De twintigste eeuw laat ontwikkelingen in diverse richtingen zien in de theaterarchitectuur. Werden enerzijds de grote voorbeelden uit de 19e eeuw gekopieerd, aan de andere kant zocht een architect en scenograaf als Adolphe Appia naar een specifieke samenhang tussen theatrale inhoud, vormgeving en vooral ook de invloed van toneellicht en wat daar architectonisch voor nodig was, in het Festspielhaus Hellerau, dat hij voor dat doel in die plaats bij Dresden wist te realiseren. Theater optimaal geschikt voor het bepaald stuk, terwijl juist vanuit overheden als opdrachtgevers ook behoefte bleek aan multifunctionele gebouwen, geschikt voor geen enkele theatervorm, zoals aanvankelijk wel door theaterprofessionals werd gezegd.
Appia's experimenten waren van grote invloed op andere vernieuwende theatermakers als de Engelse Edward Gordon Craig en de Franse Jacques Copeau. In de tweede helft van de twintigste eeuw zouden deze o.a een inspiratiebron vormen voor de ontwikkeling van het vlakke vloer theater ook wel zwarte doos theaters genaamd. Daarnaast werd nieuwe inspiratie gevonden in het Elizabethaanse theater uit de 16e eeuw.
Theatervormgeving in historie
Theatervormgeving, ook scenografie genoemd is een begrip dat eigenlijk pas aan het eind van de negentiende eeuw voor het eerst werd gebuikt, maar pas in de 20tigste eeuw echt betekenis heeft gekregen.

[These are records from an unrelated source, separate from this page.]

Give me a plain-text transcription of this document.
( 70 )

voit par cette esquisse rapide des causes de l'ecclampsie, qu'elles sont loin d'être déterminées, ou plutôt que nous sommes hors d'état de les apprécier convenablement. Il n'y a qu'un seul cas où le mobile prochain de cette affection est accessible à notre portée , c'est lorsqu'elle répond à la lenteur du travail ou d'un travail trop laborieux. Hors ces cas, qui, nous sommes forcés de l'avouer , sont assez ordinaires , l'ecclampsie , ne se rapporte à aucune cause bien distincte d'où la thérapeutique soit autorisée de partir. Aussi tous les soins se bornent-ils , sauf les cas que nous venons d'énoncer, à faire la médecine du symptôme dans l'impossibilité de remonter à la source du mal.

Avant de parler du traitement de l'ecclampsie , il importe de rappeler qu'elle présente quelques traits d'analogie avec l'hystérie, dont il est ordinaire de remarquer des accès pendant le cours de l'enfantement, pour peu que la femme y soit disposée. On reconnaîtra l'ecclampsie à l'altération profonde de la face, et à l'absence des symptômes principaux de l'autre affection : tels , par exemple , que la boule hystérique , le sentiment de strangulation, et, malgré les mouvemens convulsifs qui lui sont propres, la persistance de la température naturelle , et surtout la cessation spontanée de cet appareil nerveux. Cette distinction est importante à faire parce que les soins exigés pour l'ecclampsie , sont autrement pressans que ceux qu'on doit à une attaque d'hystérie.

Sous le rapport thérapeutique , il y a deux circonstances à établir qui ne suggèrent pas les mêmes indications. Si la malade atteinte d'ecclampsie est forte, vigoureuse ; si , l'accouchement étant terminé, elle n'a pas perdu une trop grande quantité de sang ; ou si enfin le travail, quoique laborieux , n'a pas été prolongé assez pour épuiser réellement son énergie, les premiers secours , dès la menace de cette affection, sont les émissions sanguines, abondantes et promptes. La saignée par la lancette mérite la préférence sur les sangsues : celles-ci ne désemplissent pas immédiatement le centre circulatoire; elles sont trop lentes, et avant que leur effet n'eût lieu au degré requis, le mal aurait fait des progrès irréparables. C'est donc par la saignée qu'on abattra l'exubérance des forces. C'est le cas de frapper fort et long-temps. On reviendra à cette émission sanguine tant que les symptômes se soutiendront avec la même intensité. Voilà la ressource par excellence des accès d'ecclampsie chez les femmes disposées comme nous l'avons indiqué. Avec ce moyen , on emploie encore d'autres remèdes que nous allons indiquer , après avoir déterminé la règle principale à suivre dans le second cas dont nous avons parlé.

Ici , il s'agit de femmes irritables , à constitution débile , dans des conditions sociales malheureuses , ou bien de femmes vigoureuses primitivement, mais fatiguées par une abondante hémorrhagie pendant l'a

Aan de andere kant was vanaf de klassiek oudheid natuurlijk wel degelijk sprake van vormgeving voor elke voorstelling, die bepaald werd door de toneelschrijvers, initiatoren en opdrachtgevers van die voorstellingen en architecten van de theaterlocaties. De vormgeving was echter meer een decoratieve en/of architectonische zetting waarin meerdere voorstellingen zich konden afspelen. Het ging vaak om standaard decors of ook wel coulissen decors genoemd. Zie Decorprenten Amsterdamse Schouwburg (1664-1772) uit de 18e eeuw en ook de originele Achterdoeken B.J. van Hove, die in Nederland bewaard zijn gebleven uit het begin van negentiende eeuw. Deze achterdoeken werden standaard bij diverse voorstellingen gebruikt, al naar gelang de scène in een interieur, exterieur, bos etc. speelde.

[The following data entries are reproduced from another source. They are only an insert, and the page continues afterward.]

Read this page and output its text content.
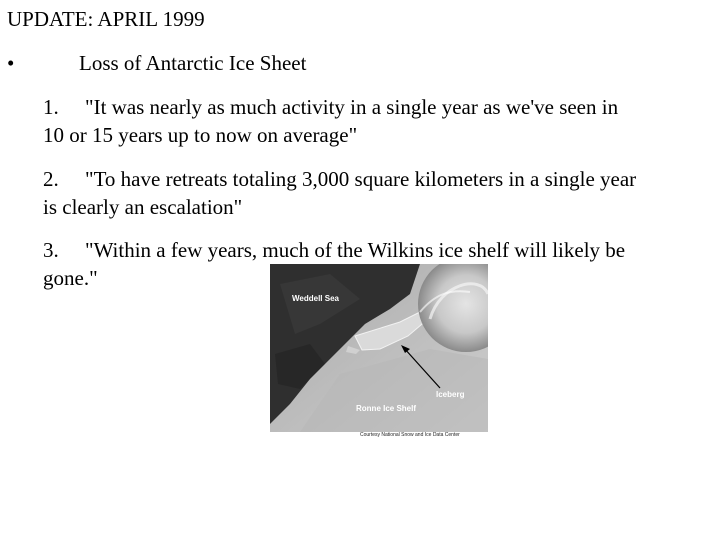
UPDATE: APRIL 1999
•	Loss of Antarctic Ice Sheet
1. "It was nearly as much activity in a single year as we've seen in 10 or 15 years up to now on average"
2. "To have retreats totaling 3,000 square kilometers in a single year is clearly an escalation"
3. "Within a few years, much of the Wilkins ice shelf will likely be gone."
Weddell Sea
Iceberg
Ronne Ice Shelf
Courtesy National Snow and Ice Data Center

Ook de voor kostuums geldt dat pas vanaf eind 19e en begin twintigste eeuw sprake is van specifieke ontwerpen. Theaterkostuums benaderden dan vaak ook zo dicht mogelijk de dagelijkse werkelijkheid uit de tijd van het stuk. Soms enigszins gestileerd of (noodgedwongen) vereenvoudigd en daar waar het kon extra verfraaid. Theaterkostuums waren daardoor tevens gebonden aan modes uit de tijd zelf of althans aan opvattingen over hoe men in andere tijden gekleed zou zijn gegaan. Karakters van spelers waren ook vaak herkenbaar, doordat zij kostuums droegen, voorkomend uit een bepaalde (volks-) traditie, zoals bijvoorbeeld de figuren van de commedia dell’arte. Vanaf de twintigste eeuw werd het een gebruik om theaterkostuums specifiek te ontwerpen om daarmee juist de dieperliggende of meer abstracte elementen van het karakter van de speler tot uitdrukking te laten komen.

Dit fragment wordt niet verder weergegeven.